In short, the social deficit associated with "Asperger's" is a disability when it is -- a tautology. Modern technology offers people who are less directly communicative new ways to succeed and interact with others, not available to earlier generations. 

In the film, Mickey is obviously disabled, but it’s hard to say if this is the result of mishandling by his parents and schools. It may well be.

The story, however, rocks, even if it follows a trite formula in screenwriting for maintaining rooting interest.  (By way of comparison, you don’t root for Zuckerberg in “Social Network” in the same sense.)  A scout discovers him by serendipity; he learns to pitch by throwing apples. Later, as he adjusts to a demanding social team environment ("unit cohesion"), a few of the teammates bully him, forming the middle section of the story; but the main motive seems to be turf protection. 

I like the climax.
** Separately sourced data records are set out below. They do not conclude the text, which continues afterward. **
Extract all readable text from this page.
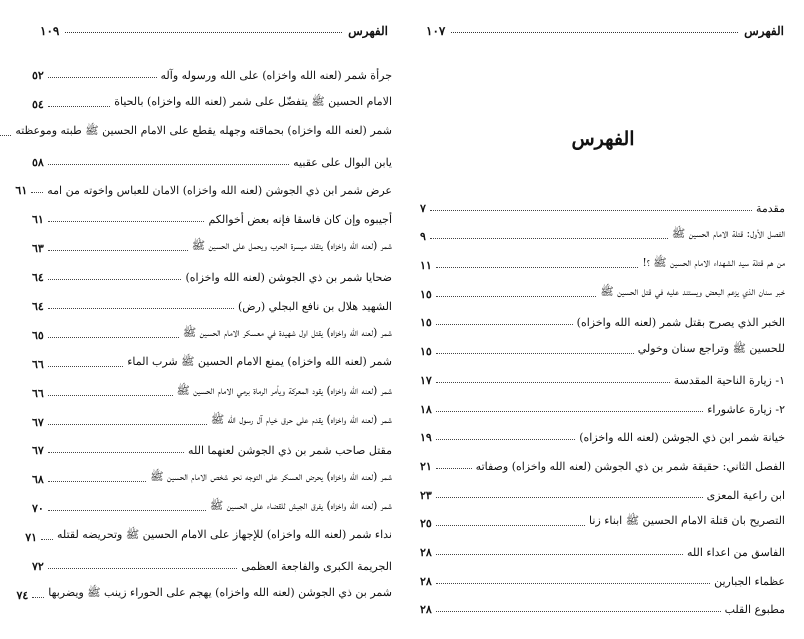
الفهرس
١٠٩
جرأة شمر (لعنه الله واخزاه) على الله ورسوله وآله
٥٢
الامام الحسين ﷺ يتفضّل على شمر (لعنه الله واخزاه) بالحياة
٥٤
شمر (لعنه الله واخزاه) بحماقته وجهله يقطع على الامام الحسين ﷺ طبته وموعظته
يابن البوال على عقبيه
٥٨
عرض شمر ابن ذي الجوشن (لعنه الله واخزاه) الامان للعباس واخوته من امه
٦١
أجيبوه وإن كان فاسقا فإنه بعض أخوالكم
٦١
شمر (لعنه الله واخزاه) يتقلد ميسرة الحرب ويحمل على الحسين ﷺ
٦٣
ضحايا شمر بن ذي الجوشن (لعنه الله واخزاه)
٦٤
الشهيد هلال بن نافع البجلي (رض)
٦٤
شمر (لعنه الله واخزاه) يقتل اول شهيدة في معسكر الامام الحسين ﷺ
٦٥
شمر (لعنه الله واخزاه) يمنع الامام الحسين ﷺ شرب الماء
٦٦
شمر (لعنه الله واخزاه) يقود المعركة ويأمر الرماة برمي الامام الحسين ﷺ
٦٦
شمر (لعنه الله واخزاه) يقدم على حرق خيام آل رسول الله ﷺ
٦٧
مقتل صاحب شمر بن ذي الجوشن لعنهما الله
٦٧
شمر (لعنه الله واخزاه) يحرض العسكر على التوجه نحو شخص الامام الحسين ﷺ
٦٨
شمر (لعنه الله واخزاه) يفرق الجيش للقضاء على الحسين ﷺ
٧٠
نداء شمر (لعنه الله واخزاه) للإجهاز على الامام الحسين ﷺ وتحريضه لقتله
٧١
الجريمة الكبرى والفاجعة العظمى
٧٢
شمر بن ذي الجوشن (لعنه الله واخزاه) يهجم على الحوراء زينب ﷺ ويضربها
٧٤
الفهرس
١٠٧
الفهرس
مقدمة
٧
الفصل الأول: قتلة الامام الحسين ﷺ
٩
من هم قتلة سيد الشهداء الامام الحسين ﷺ ؟!
١١
خبر سنان الذي يزعم البعض ويستند عليه في قتل الحسين ﷺ
١٥
الخبر الذي يصرح بقتل شمر (لعنه الله واخزاه)
١٥
للحسين ﷺ وتراجع سنان وخولي
١٥
١- زيارة الناحية المقدسة
١٧
٢- زيارة عاشوراء
١٨
خيانة شمر ابن ذي الجوشن (لعنه الله واخزاه)
١٩
الفصل الثاني: حقيقة شمر بن ذي الجوشن (لعنه الله واخزاه) وصفاته
٢١
ابن راعية المعزى
٢٣
التصريح بان قتلة الامام الحسين ﷺ ابناء زنا
٢٥
الفاسق من اعداء الله
٢٨
عظماء الجبارين
٢٨
مطبوع القلب
٢٨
It may be too much of a spoiler to say that Mickey strikes out his nemesis on three pitches, the last one a dreaded knuckle ball, worthy of Texas Ranger’s 1980s ace Charly Hough.  (Watch out for that good old two-strike pitch.)
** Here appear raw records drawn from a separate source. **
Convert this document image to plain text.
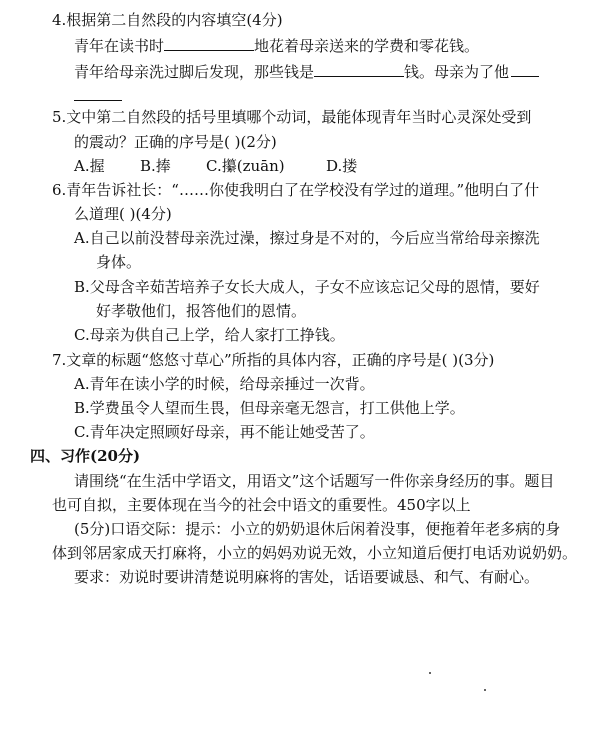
4.根据第二自然段的内容填空(4分)
青年在读书时	地花着母亲送来的学费和零花钱。
青年给母亲洗过脚后发现，那些钱是	钱。母亲为了他
5.文中第二自然段的括号里填哪个动词，最能体现青年当时心灵深处受到
的震动？正确的序号是( )(2分)
A.握 B.捧 C.攥(zuān)	D.搂
6.青年告诉社长：“……你使我明白了在学校没有学过的道理。”他明白了什
么道理( )(4分)
A.自己以前没替母亲洗过澡，擦过身是不对的，今后应当常给母亲擦洗
身体。
B.父母含辛茹苦培养子女长大成人，子女不应该忘记父母的恩情，要好
好孝敬他们，报答他们的恩情。
C.母亲为供自己上学，给人家打工挣钱。
7.文章的标题“悠悠寸草心”所指的具体内容，正确的序号是( )(3分)
A.青年在读小学的时候，给母亲捶过一次背。
B.学费虽令人望而生畏，但母亲毫无怨言，打工供他上学。
C.青年决定照顾好母亲，再不能让她受苦了。
四、习作(20分)
请围绕“在生活中学语文，用语文”这个话题写一件你亲身经历的事。题目
也可自拟，主要体现在当今的社会中语文的重要性。450字以上
(5分)口语交际：提示：小立的奶奶退休后闲着没事，便拖着年老多病的身
体到邻居家成天打麻将，小立的妈妈劝说无效，小立知道后便打电话劝说奶奶。
要求：劝说时要讲清楚说明麻将的害处，话语要诚恳、和气、有耐心。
Technically,  the young man pitches without a windup and has an odd delivery that fools hitters, a bit like San Francisco Giants star Tim Lincecum (or possibly the Nats' rookie Tom Milone). 

What I wanted to see, of course, was to fold this movie into “Moneyball” and see Mickey make it in the Majors.

A theatrical release would come from NGN releasing.

On my Book Review blog May 18, 2008, I review the book "The Game of My Life" about J-Mac and basketball; that book supposedly has been bought by Columbia Pictures. 

1 comment:

Anonymous said...

If you really want to see Mickey head to the majors, keep reading. The sequel SOPHOMORE CAMPAIGN and the third book in the trilogy WELCOME TO THE SHOW will satisfy the hunger.